Charlotte Link: "Das Haus der Schwestern"

Westhill House, ein einsames Farmhaus im Hochmoor Yorkshires. Ehemals Schauplatz einer wechselvollen Familiengeschichte - und Jahrzehnte lang Hüter eines bedrohlichen Geheimnisses. Bis eine Fremde kommt und wie zufällig die Mauern des Schweigens zum Einsturz bringt ...


Barbara und Ralph Amberg entschließen sich zu einem Urlaub im Hochmoor von Yorkshire, um über die Weihnachtstage ihre gemeinsame Zukunft weiter zu planen, sofern es eine weitere gemeinsame Zukunft noch geben sollte. Denn dies ist auf Grund der Karriereinteressen Barbaras und Ralphs Wunsches nach Nachkommen nicht unbedingt gesichert. Sie haben Westhill House gemietet, einen etwas abgelegenen Herrensitz, den ihnen die Besitzerin Linda nur sehr widerwillig überlassen hat, weil sie auf Grund ihrer eigenen Erfahrungen mit Deutschen im Zweiten Weltkrieg diesen gegenüber eher negativ eingestellt ist. Aber Linda braucht das Geld.

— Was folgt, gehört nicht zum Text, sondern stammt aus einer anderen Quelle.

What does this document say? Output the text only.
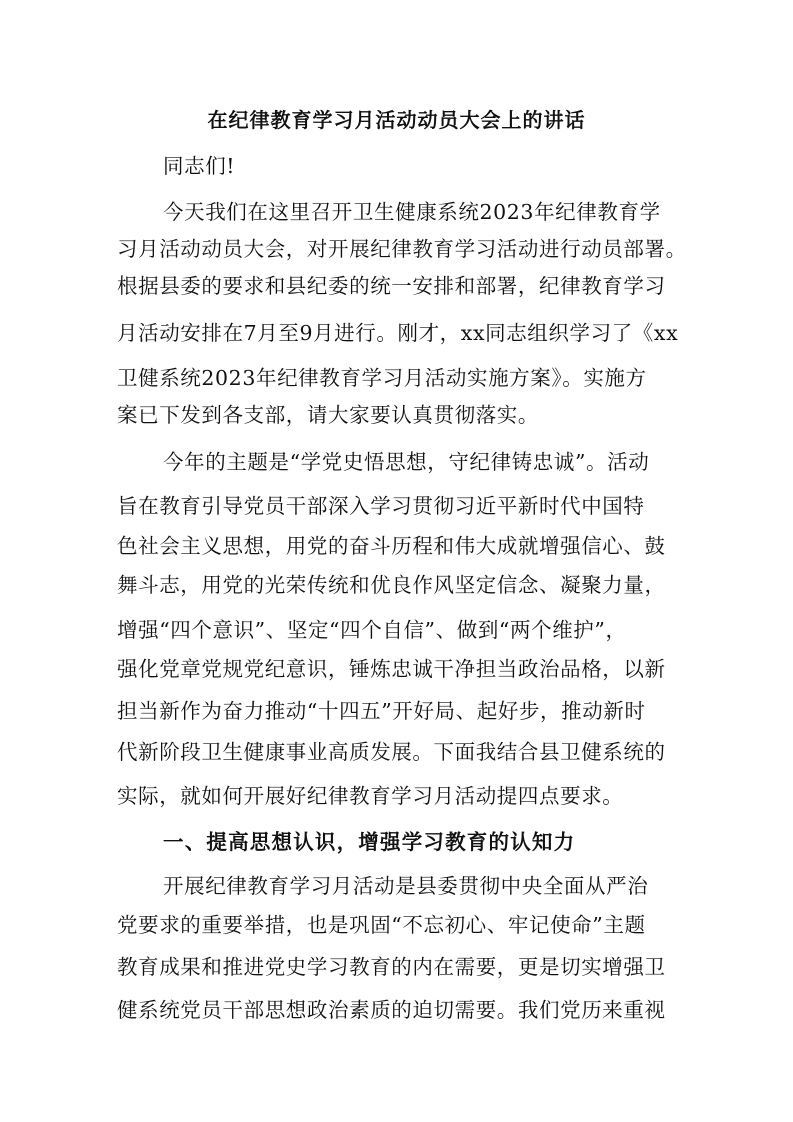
在纪律教育学习月活动动员大会上的讲话
同志们!
今天我们在这里召开卫生健康系统2023年纪律教育学
习月活动动员大会，对开展纪律教育学习活动进行动员部署。
根据县委的要求和县纪委的统一安排和部署，纪律教育学习
月活动安排在7月至9月进行。刚才，xx同志组织学习了《xx
卫健系统2023年纪律教育学习月活动实施方案》。实施方
案已下发到各支部，请大家要认真贯彻落实。
今年的主题是“学党史悟思想，守纪律铸忠诚”。活动
旨在教育引导党员干部深入学习贯彻习近平新时代中国特
色社会主义思想，用党的奋斗历程和伟大成就增强信心、鼓
舞斗志，用党的光荣传统和优良作风坚定信念、凝聚力量，
增强“四个意识”、坚定“四个自信”、做到“两个维护”，
强化党章党规党纪意识，锤炼忠诚干净担当政治品格，以新
担当新作为奋力推动“十四五”开好局、起好步，推动新时
代新阶段卫生健康事业高质发展。下面我结合县卫健系统的
实际，就如何开展好纪律教育学习月活动提四点要求。
一、提高思想认识，增强学习教育的认知力
开展纪律教育学习月活动是县委贯彻中央全面从严治
党要求的重要举措，也是巩固“不忘初心、牢记使命”主题
教育成果和推进党史学习教育的内在需要，更是切实增强卫
健系统党员干部思想政治素质的迫切需要。我们党历来重视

Am Tag der Ankunft kaufen die beiden Urlauber nur Kleinigkeiten ein, bevor sie sich zu ihrer Unterkunft begeben, was sich sehr schnell als Fehler herausstellen soll, da sie sich am nächsten Tag eingeschneit finden. Dazu ist auch noch die Heizung ausgefallen, weswegen Ralph die Freuden des Holz Hackens für sich entdeckt. Auch das Telefon ist ausgefallen, so dass Barbara und Ralph noch nicht einmal Hilfe herbei rufen können. Während Ralph nun meistens mit Holz Hacken beschäftigt ist, findet Barbara ein Manuskript mit der Lebensgeschichte der ehemaligen Besitzerin von Westhill House und beginnt, gegen die Bedenken ihres Mannes, dieses zu lesen. Sehr schnell wird sie in die Geschichte hinein gezogen, in der ein zunächst sehr junges Mädchen beschreibt, wie sie das Aufwachsen in einer guten Familie im frühen 20. Jahrhundert erlebt und durchlitten hat, bevor sie sich schließlich während eines Aufenthalts in London der Suffragettenbewegung anschloss, was schließlich zur Verhaftung und Zwangsfütterung während eines Hungerstreiks führen soll. Dann kommt sie nach Westhill zurück, um zu sehen, dass der Mann, den sie liebt, ihre jüngere Schwester heiratet. Dies ist ein Thema, das sich noch einmal wiederholen soll, denn ihre Rückkehr Westhill nach längerem Fernsein ist häufig mit unglücklichen Ehen verbunden. Daneben sehen wir auch noch, wie die Dame den Ersten Weltkrieg erlebt, und zwar zunächst an der Heimatfront und dann später in Frankreich, als sie auf der Suche nach ihrem verschollenen Bruder und ihrem ebenso verschollenen Schwager ist. Aber auch das  Wiederfinden der beiden wichtigsten Männer in ihrem Leben wird schließlich zu Katastrophen führen, wovon eine die Notwendigkeit der Ermordung ihrer eigenen jüngeren Schwester sein soll. Und gerade dieses lange zurückliegende Verbrechen einer Frau, die zu dem Zeitpunkt, als Barbara davon liest bereits lange tot ist, soll schließlich wieder in Westhill House zuschlagen, als Ralph das Anwesen auf der Suche nach dringend benötigter Nahrung verlassen hat.

Die Idee vom schöneren Landleben und dem sowieso besseren Leben in vergangenen Zeiten, wie man sie sonst aus den verbreiteten Rosamunde Pilcher-Romanen und -Verfilmungen gewohnt ist, wird hier konsequent in Frage gestellt, und am Ende ist hier die Rückkehr in die Stadt das Beste, was einem passieren kann.

Charlotte Link, Jahrgang 1963, gehört zu den erfolgreichsten deutschen Autorinnen der Gegenwart. Sie machte sich mit großen Gesellschaftsromanen (darunter die Bestseller-Trilogie "Sturmzeit", die für das Fernsehen verfilmt wurde) ebenso einen Namen wie mit psychologischen Spannungsromanen in bester englischer Erzähltradition. Charlotte Link lebt mit ihrem Mann und ihrem Sohn in Wiesbaden.